HP CIFS Client A.02.02 Administrator's Guide

Introduction to the HP CIFS Client
HP CIFS Client Features
Chapter 118
In order to provide HP CIFS Client AutoFS support, AutoFS 2.3 must be
installed and configured on the system. For detailed information on
installing and configuring AutoFS, please refer to “Configuring and
Administering AutoFS” in NFS Services Administrator’s Guide on
HP-UX at http://www.docs.hp.com.
NOTE Automounting a CIFS filesystem using the HP ONC+ AutoFS service is
only supported on HP-UX release 11i v1 and v2. If you have the HP-UX
11i v1 system, you must install the ONC software package, Enhanced
AutoFS, available at http://software.hp.com to enable the AutoFS 2.3
support. AutoFS doesn’t support HP CIFS Client on HP-UX release 11.0.

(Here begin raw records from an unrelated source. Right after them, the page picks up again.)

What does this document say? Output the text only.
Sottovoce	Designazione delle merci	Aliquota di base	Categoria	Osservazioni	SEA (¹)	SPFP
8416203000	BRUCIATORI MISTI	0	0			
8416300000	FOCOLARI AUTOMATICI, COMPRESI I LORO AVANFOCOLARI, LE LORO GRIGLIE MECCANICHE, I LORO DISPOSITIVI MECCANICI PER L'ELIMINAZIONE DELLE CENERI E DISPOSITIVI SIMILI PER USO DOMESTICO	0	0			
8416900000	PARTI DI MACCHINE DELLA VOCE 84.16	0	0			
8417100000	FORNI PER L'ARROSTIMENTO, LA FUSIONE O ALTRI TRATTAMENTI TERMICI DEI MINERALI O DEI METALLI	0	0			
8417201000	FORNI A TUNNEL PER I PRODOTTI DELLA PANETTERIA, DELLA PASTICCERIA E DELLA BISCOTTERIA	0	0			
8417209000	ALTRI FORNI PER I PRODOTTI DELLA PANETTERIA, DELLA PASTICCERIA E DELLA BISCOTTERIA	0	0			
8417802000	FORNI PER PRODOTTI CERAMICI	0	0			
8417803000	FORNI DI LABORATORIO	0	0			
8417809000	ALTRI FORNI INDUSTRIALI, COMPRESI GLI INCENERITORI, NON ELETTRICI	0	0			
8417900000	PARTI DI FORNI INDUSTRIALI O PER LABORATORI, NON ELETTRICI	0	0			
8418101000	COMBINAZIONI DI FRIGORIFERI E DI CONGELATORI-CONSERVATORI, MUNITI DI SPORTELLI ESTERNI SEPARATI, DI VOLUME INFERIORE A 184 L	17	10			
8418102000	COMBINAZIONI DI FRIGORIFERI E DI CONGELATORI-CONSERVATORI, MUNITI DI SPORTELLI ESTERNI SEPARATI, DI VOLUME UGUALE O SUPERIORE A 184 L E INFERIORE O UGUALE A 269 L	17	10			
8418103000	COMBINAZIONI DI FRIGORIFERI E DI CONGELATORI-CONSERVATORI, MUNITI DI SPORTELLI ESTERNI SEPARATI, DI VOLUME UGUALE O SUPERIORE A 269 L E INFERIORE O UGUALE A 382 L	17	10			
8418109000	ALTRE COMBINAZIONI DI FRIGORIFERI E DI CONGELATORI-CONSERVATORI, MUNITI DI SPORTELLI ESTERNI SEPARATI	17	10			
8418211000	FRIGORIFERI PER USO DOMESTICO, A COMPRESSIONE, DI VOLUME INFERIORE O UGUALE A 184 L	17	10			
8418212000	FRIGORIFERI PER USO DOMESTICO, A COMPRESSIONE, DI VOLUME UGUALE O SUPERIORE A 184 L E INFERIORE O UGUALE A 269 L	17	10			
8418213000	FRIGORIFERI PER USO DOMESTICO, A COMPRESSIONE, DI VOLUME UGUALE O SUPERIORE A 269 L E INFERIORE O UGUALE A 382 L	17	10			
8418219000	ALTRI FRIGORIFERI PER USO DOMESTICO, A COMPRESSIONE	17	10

Support for Internationalized Clients
The CIFS Client is designed to work with a variety of internationalized
clients and servers. It can use Unicode to transmit multi-byte characters
on the network, or any of several character encoding tables located in
/etc/opt/cifsclient/unitables. See the README file in that directory for
an index of the tables.
NTLM, NTLMv2 Password Encryption
NTLM is a challenge-response protocol. The server sends a challenge key
to the client which the client returns to the server encrypted with the
user’s password. The server performs the same encryption and verifies
that the client’s request matches. No semblance of the user’s password is
transmitted over the network. The CIFS Client supports NTLM and
NTLMv2. NTLM verison 2 (NTLMv2) uses the same challenge-response
protocol, but it provides more sophisticated encryption algorithms than
NTLM, and hence better password protection.
Packet Signing
The purpose of CIFS packet signatures is prevention of man-in-the
middle attacks: the client and server are mutually assured of the other’s
identity by requiring a unique signature on each SMB packet.